Who has believed what he has heard from us? And to whom has the arm of the Lord been revealed? For he grew up before him like a young plant, and like a root out of dry ground; he had no form or majesty that we should look at him, and no beauty that we should desire him. He was despised and rejected by men, a man of sorrows and acquainted with grief; and as one from whom men hide their faces he was despised, and we esteemed him not. Surely he has borne our griefs and carried our sorrows; yet we esteemed him stricken, smitten by God, and afflicted. But he was pierced for our transgressions; he was crushed for our iniquities; upon him was the chastisement that brought us peace, and with his wounds we are healed. All we like sheep have gone astray; we have turned—every one—to his own way; and the Lord has laid on him the iniquity of us all. He was oppressed, and he was afflicted, yet he opened not his mouth; like a lamb that is led to the slaughter, and like a sheep that before its shearers is silent, so he opened not his mouth. By oppression and judgment he was taken away; and as for his generation, who considered that he was cut off out of the land of the living, stricken for the transgression of my people? (Isaiah 53:1–8)

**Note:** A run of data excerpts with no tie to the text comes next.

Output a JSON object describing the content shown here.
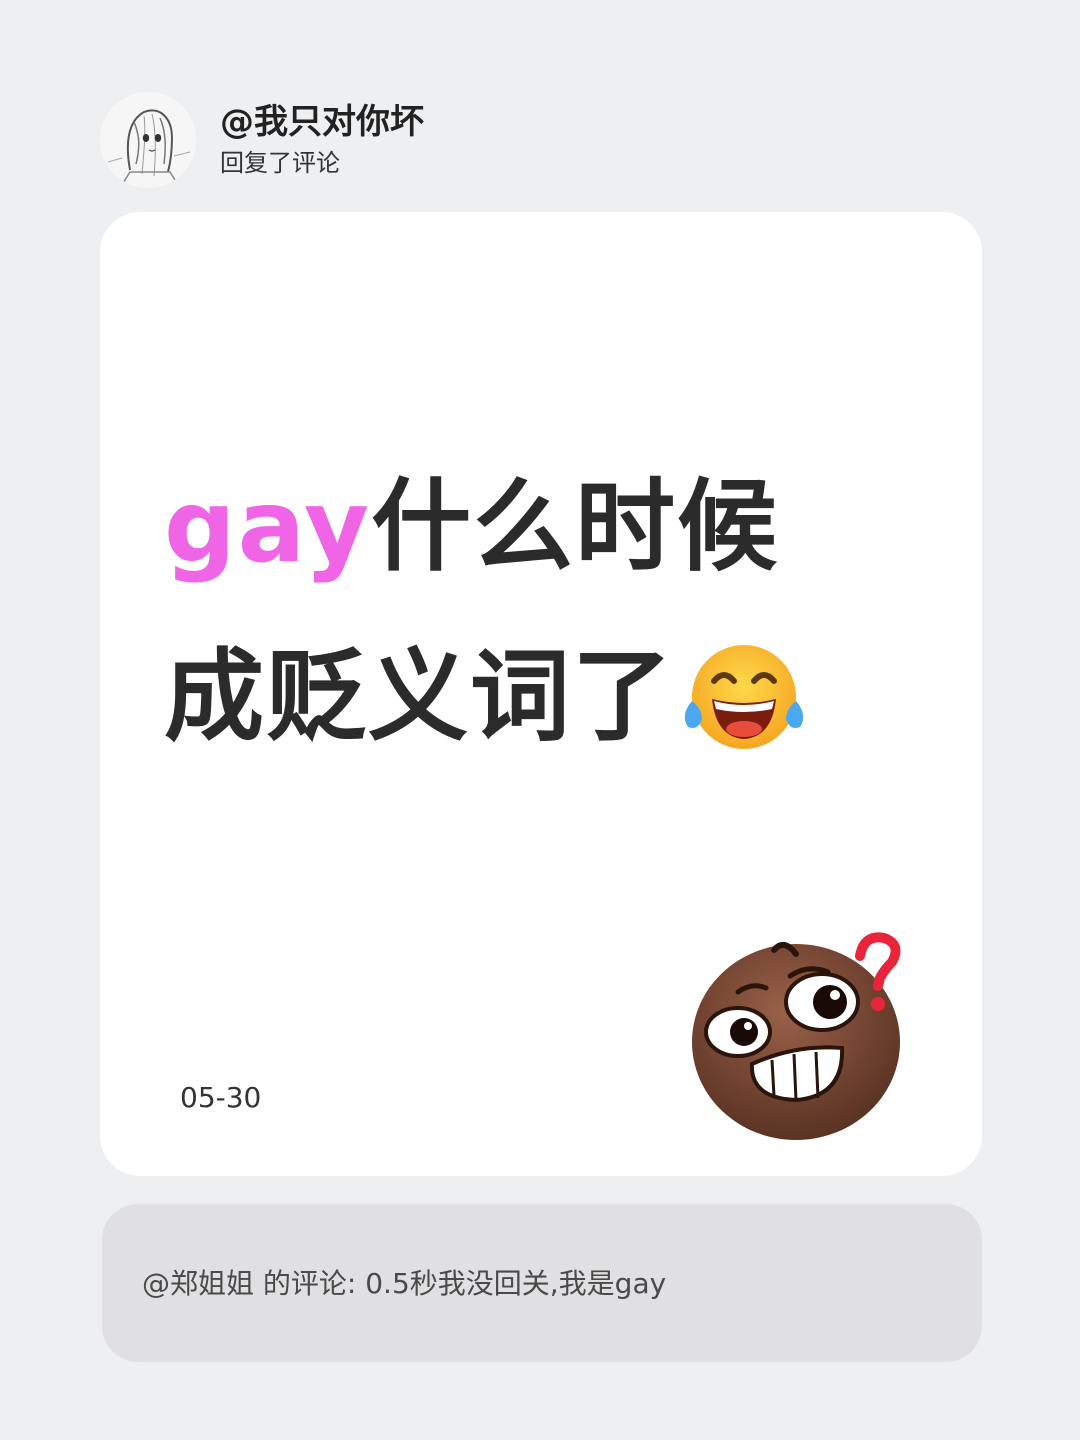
{
  "header": {
    "username": "@我只对你坏",
    "action": "回复了评论",
    "avatar_icon": "anime-girl-sketch-avatar"
  },
  "post": {
    "headline_accent": "gay",
    "headline_rest_line1": "什么时候",
    "headline_line2": "成贬义词了",
    "inline_emoji": "face-with-tears-of-joy-icon",
    "date": "05-30",
    "sticker": "brown-grinning-face-with-question-mark-icon"
  },
  "quoted_comment": {
    "text": "@郑姐姐 的评论: 0.5秒我没回关,我是gay"
  },
  "colors": {
    "background": "#eeeff1",
    "card": "#ffffff",
    "accent_pink": "#f064e6",
    "headline_text": "#2b2b2b",
    "comment_box": "#e0e0e2"
  }
}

Jesus obeyed the law to establish righteousness for us, but that was not enough; justice against sin must be satisfied, so Jesus became sin for us. He had none of His own, but took upon Himself all our sin and as our substitute received the wrath of God for our transgressions. He died as my substitute, assuming responsibility for my sin against Him.

Because of Jesus, God declared that my sin is washed away and I have been pardoned, forgiven, even made holy in the sight of God, now bearing the righteousness of my Savior. Not only that, He gave me a new role in life. I am His ambassador, a citizen of heaven living here on earth to share this amazing message with others . . .

Therefore, we are ambassadors for Christ, God making his appeal through us. We implore you on behalf of Christ, be reconciled to God. For our sake he made him to be sin who knew no sin, so that in him we might become the righteousness of God. (2 Corinthians 5:20–21)

Jesus, You became sin for me that I might share in your righteousness and be reconciled to God the Father. This good news overwhelms me, delights me, and often brings me to tears as I realize it was necessary. I am sad for the pain You suffered, yet overjoyed that death could not hold You — You rose from the grave and gave me, and all who believe in You, the wonderful gift of eternal life — for which I am eternally grateful!